True. But I’m not talking about my family, because I’ve been super careful about keeping my hookup a secret. My brothers always turned a bit Neanderthal whenever they met any of my boyfriends. Although it was more of a running joke than anything else, I don’t think they would’ve found me being with Will funny. The last thing I needed was them giving me grief over it.

Panic claws through me as I trawl through everything that happened yesterday. And today. I don’t think I betrayed myself. “I’d seriously die if Will knew.”

“I wouldn’t worry about it.” Brooklyn gives my clenched fingers another comforting squeeze. “Unless you jumped his bones while you were having lunch,” she puts totally unnecessary emphasis on those words, “he won’t have a clue.”

“It’s not as though I intend to do anything about it.”

“Why would you? You’re not seeing him again. Are you?”

I tap the straw against the rim of my glass. “I saw him again today. You’ll never guess. He’s been doing the gardening for my dad.”

“That’s weird.”

“He enjoys it.”

“Whatever.” She shakes her head. “That’s not what I meant.”

“We might be getting together again next week.” And this is what I need to talk to you about.

“He asked you out on a date?” She sounds enthralled.

“What? No.” Why did she jump to that conclusion? “It’s really stupid. He paid for my lunch, and instead of just letting it go, I told him I owed him one.”

“So, you asked him out on a date.”

That word might’ve crossed my mind at the time, but that doesn’t make it true.

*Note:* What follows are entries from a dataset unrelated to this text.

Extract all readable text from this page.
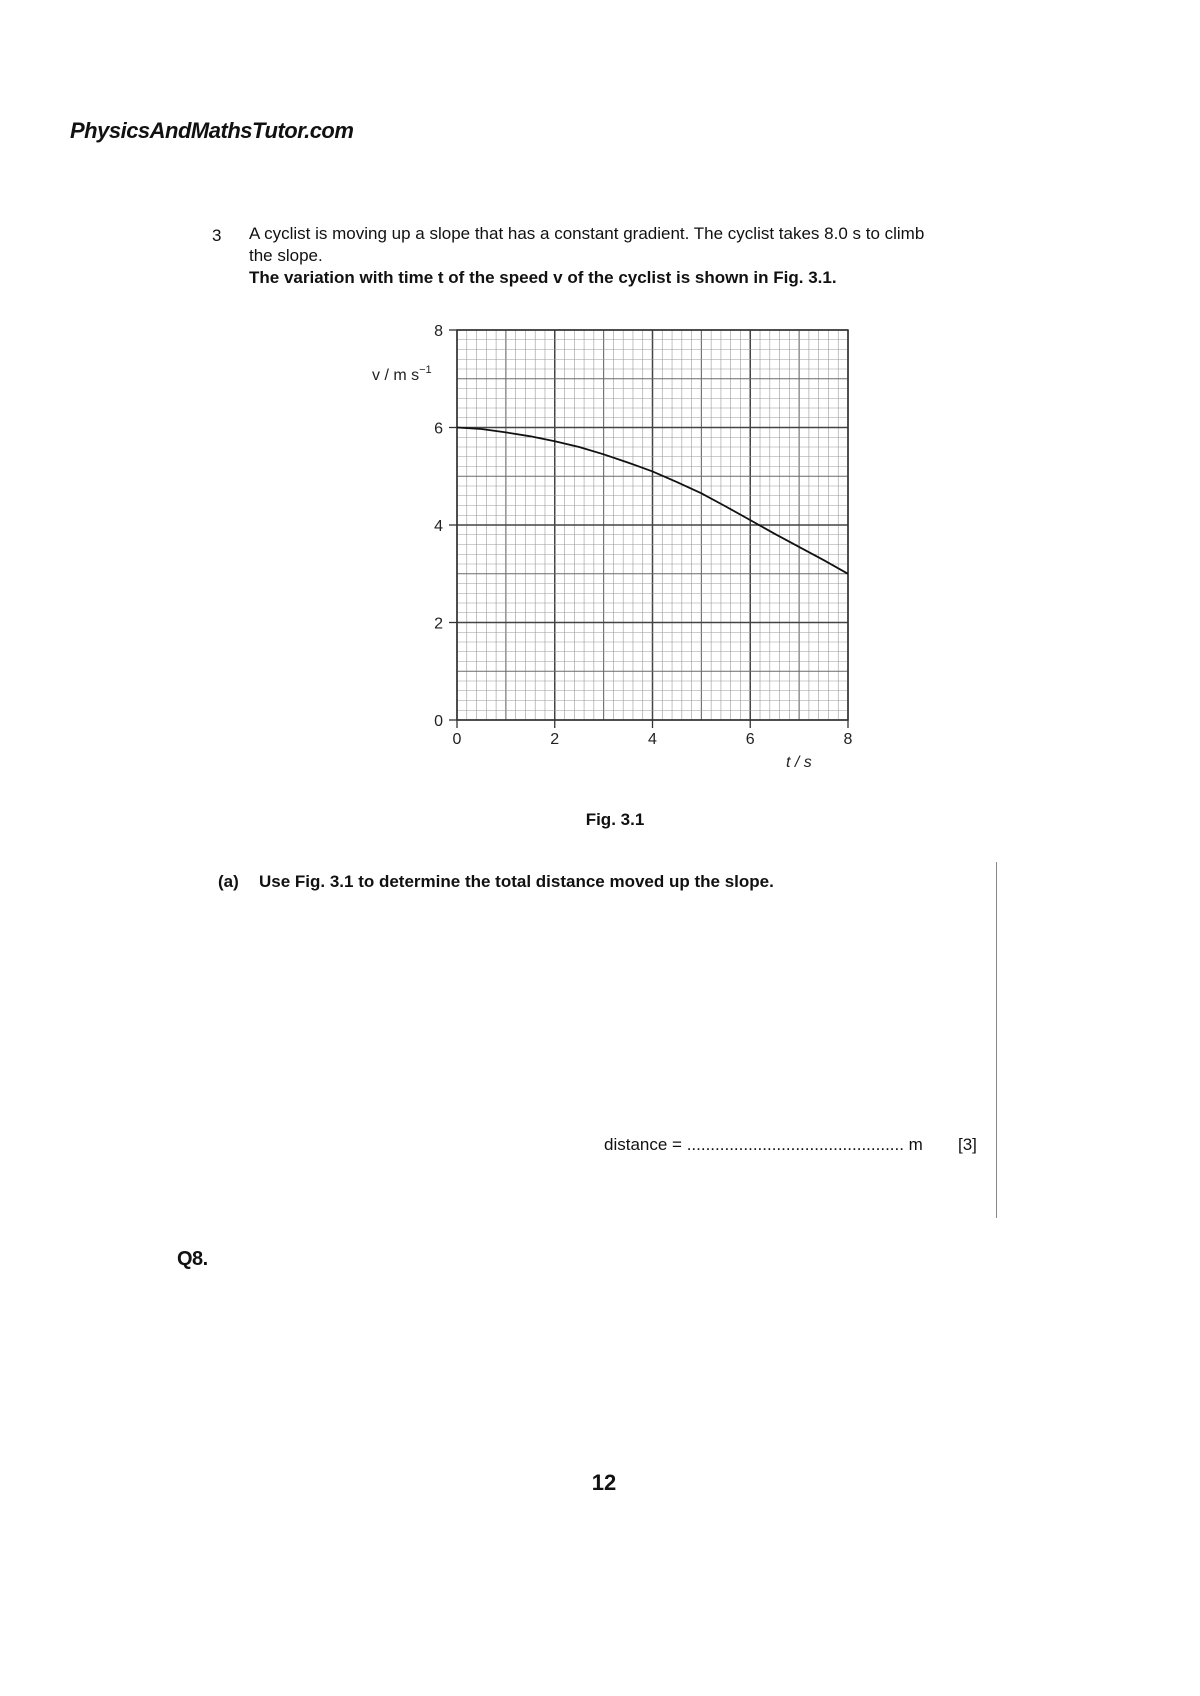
PhysicsAndMathsTutor.com
3 A cyclist is moving up a slope that has a constant gradient. The cyclist takes 8.0 s to climb

the slope.

The variation with time t of the speed v of the cyclist is shown in Fig. 3.1.

0
2
4
6
8
0	2	4	6	8
v / m $s^{-1}$
t / s
Fig. 3.1
(a) Use Fig. 3.1 to determine the total distance moved up the slope.
distance = .............................................. m [3]
Q8.
12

What am I thinking?

“Haven’t you forgotten something? I’m not dating anyone until after I graduate.”

She makes a scoffing sound. “There’s dating, and there’s dating. I’m not suggesting you get serious or anything. Just a bit of fun before you go back to Uni.”

“With Will?’ I double check, because I doubt there’s a definition of dating that could cover that.

“Why not?”

“I can’t believe you’re even asking me that. Just because I still think he’s hot doesn’t mean I want to get burned again.”

“You won’t get burned.”

I must admit, it’s kind of tempting.

Are you completely losing it? That’s the worst idea I’ve had since kissing him under the mistletoe.

“Not going to happen.”

“The thing is”—she points her straw at me—“you might want to think about getting him out of your system once and for all.”

She can’t be serious. “Are you saying we should be fuck buddies?”

“Why not? I bet you anything he’d be up for it. And the important thing is, then you’d get more than one night’s memory of him. Not being funny, but you know, he was your first. I think it kind of warped things for you.”

There’s no way I’d ever sleep with him again, no matter how badly my body wants to. It’d be a disaster. I’m supposed to be getting over him, not on top of him.

Graphic memories of when I did just that flood my traitorous mind, and I swallow a groan. As first times go, mine was pretty damn spectacular. If he’d been a selfish prick and not given me three orgasms that night, it would’ve been a lot easier to relegate him to a below average, never-to-be-repeated one-night stand.

My logical brain knows this.

It’s a shame my primitive instincts don’t.